The Systemic Risk Survey is conducted on a biannual basis, to quantify and track market participants’ views of risks to, and their confidence in, the stability of the UK financial system.
Published on 22 November 2011
This report presents the results of the 2011 H2 survey which was conducted between 20 September and 21 October.

Probability of a high-impact event and confidence in the UK financial system

  • The perceived probability of a future high-impact event in the UK financial system increased sharply in 2011 H2, compared with 2011 H1, and was reported to be at the highest level since the survey began in July 2008.
  • Looking over a short-term horizon, 54% of respondents found the probability of a high-impact event to be high or very high in the 2011 H2 survey, 43% found it to be medium and only 3% found it to be low or very low. Over a medium-term horizon, the corresponding percentages were 60%, 34% and 6%.
  • Respondents’ confidence in the stability of the UK financial system as a whole over the next three years fell to its lowest level since 2009 H2, with 28% not very confident and 57% only fairly confident.

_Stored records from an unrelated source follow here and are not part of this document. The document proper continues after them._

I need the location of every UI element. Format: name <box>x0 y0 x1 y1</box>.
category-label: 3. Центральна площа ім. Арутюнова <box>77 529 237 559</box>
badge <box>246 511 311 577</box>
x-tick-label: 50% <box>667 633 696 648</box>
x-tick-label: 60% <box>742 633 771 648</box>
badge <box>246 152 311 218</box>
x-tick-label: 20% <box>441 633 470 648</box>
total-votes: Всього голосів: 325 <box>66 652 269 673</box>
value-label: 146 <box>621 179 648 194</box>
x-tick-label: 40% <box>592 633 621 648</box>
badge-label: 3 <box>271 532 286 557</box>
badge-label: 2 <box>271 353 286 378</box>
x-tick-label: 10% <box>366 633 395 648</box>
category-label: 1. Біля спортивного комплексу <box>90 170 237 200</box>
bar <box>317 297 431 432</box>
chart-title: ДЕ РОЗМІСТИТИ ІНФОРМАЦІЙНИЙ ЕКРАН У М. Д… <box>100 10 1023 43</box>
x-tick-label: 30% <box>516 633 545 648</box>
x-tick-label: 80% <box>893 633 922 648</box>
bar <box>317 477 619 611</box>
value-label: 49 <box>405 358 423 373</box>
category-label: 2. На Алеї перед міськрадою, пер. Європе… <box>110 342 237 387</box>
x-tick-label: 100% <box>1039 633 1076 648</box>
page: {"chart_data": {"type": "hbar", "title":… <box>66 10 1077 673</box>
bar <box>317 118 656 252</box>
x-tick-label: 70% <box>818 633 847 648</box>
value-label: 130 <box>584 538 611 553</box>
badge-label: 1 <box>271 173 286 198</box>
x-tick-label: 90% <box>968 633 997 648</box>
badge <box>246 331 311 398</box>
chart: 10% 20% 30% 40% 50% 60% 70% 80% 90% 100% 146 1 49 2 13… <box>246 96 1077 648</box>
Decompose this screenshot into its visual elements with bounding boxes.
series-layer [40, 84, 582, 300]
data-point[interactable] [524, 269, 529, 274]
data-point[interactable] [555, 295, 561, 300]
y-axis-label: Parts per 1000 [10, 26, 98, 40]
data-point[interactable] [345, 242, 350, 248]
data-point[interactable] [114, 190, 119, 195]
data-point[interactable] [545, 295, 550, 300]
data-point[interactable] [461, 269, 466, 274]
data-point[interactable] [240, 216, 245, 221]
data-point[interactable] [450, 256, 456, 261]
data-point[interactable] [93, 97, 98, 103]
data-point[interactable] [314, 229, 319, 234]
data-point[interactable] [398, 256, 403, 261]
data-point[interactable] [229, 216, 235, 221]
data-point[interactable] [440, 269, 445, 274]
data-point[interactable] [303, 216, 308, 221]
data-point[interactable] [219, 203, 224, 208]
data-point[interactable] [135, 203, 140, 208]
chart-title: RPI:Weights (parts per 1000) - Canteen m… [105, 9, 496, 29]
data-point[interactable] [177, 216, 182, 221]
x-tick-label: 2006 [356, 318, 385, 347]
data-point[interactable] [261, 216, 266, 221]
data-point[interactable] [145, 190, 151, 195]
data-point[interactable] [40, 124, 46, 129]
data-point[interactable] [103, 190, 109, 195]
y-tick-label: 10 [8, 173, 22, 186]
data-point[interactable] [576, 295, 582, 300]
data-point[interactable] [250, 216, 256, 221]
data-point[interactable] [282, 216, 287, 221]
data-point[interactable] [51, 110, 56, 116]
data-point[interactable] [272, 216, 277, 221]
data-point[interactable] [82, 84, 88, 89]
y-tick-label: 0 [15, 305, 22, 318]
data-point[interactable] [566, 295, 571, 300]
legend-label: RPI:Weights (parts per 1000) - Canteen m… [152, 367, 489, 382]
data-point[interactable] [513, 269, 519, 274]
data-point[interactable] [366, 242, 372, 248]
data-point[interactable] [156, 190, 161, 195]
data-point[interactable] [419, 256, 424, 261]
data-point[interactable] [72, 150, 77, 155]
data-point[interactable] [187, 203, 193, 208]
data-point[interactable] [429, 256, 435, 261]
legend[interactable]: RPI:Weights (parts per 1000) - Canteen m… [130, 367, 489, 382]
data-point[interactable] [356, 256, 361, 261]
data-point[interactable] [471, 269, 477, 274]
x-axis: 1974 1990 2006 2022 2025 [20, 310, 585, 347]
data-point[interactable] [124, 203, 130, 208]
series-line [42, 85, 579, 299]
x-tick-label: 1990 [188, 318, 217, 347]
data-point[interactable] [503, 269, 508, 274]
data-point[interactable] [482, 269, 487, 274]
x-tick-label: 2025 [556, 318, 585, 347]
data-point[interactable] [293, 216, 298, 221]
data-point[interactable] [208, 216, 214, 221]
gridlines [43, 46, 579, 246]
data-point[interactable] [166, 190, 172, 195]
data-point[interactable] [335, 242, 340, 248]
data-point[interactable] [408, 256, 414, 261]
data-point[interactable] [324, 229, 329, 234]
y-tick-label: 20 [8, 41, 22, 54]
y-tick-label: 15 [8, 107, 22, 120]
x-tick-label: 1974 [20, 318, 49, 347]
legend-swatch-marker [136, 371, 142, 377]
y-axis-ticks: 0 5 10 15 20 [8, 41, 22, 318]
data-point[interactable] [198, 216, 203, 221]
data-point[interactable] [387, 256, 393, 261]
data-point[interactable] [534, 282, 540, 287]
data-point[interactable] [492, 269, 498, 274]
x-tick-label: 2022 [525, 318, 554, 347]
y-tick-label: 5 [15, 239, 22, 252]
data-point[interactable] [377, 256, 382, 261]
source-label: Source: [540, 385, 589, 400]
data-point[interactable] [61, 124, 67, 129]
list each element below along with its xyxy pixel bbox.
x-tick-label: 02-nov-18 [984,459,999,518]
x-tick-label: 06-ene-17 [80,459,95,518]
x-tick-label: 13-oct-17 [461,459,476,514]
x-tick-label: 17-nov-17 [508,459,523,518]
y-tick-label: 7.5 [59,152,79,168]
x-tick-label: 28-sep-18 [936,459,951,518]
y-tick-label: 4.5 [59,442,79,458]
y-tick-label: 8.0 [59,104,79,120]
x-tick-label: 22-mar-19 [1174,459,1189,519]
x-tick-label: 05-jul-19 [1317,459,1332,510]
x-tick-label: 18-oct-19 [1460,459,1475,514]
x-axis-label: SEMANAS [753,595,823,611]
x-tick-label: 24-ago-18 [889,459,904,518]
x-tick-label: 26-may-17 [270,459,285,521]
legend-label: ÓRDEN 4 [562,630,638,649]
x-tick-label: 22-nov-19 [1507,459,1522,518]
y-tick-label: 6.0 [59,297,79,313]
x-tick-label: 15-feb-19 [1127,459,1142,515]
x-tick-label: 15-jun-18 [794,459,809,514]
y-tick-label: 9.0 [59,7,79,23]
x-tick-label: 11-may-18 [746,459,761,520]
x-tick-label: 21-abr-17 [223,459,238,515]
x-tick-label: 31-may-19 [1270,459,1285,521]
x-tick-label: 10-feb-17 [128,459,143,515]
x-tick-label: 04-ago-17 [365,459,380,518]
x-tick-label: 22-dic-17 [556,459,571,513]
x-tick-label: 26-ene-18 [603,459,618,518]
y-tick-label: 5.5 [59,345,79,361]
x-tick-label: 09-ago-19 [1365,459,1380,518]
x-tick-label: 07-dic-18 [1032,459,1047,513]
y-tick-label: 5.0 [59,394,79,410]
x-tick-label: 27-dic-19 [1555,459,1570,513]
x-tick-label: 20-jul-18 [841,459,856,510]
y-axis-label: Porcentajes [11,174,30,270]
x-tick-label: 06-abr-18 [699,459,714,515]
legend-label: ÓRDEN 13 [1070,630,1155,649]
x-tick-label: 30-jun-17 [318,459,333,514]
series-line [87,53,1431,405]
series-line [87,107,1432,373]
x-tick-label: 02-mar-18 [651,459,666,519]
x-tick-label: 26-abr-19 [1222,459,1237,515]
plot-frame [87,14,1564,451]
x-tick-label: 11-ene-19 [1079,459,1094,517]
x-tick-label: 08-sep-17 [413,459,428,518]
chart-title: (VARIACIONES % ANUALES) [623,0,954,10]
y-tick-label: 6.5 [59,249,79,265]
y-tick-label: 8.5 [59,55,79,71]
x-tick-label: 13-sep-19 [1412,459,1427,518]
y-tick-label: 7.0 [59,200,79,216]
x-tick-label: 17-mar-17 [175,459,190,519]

Sources of risk to the UK financial system

  • The five risks reported most frequently by respondents to have the greatest impact on the UK financial system if they were to materialise were: sovereign risk (cited by 76% of respondents), the risk of an economic downturn (76%), funding risk (57%), risks around regulation/taxes (38%) and the risk of financial institution failure/distress (26%).
  • Four of the top five risks were unchanged from the 2011 H1 survey. Only the risk of financial institution failure/distress was new in the top five, replacing the risks of property price falls and financial market disruption/dislocation which shared the fifth place in the previous survey. Compared with 2011 H1, more respondents cited funding risk (+15 percentage points) and sovereign risk (+10 percentage points) while fewer cited household/corporate credit risk (-15 percentage points), the risk of property price falls (-15 percentage points), inflation risk (-13 percentage points) and the risk of financial market disruption/dislocation (-12 percentage points).
  • The risk cited most commonly as the number one risk was sovereign risk. This was cited as the top risk by 62% of respondents — the highest concentration around a number one risk since the survey started in July 2008.

Risks most challenging to manage as a firm

  • The top five risks respondents would find most challenging to manage as a firm were the same as the top five key risks listed above, but with sovereign risk more dominant: sovereign risk was cited by 68% of respondents; the risk of an economic downturn by 38%; funding risk by 35%; risks around regulation/taxes by 31%; and the risk of financial institution failure/distress by 21%.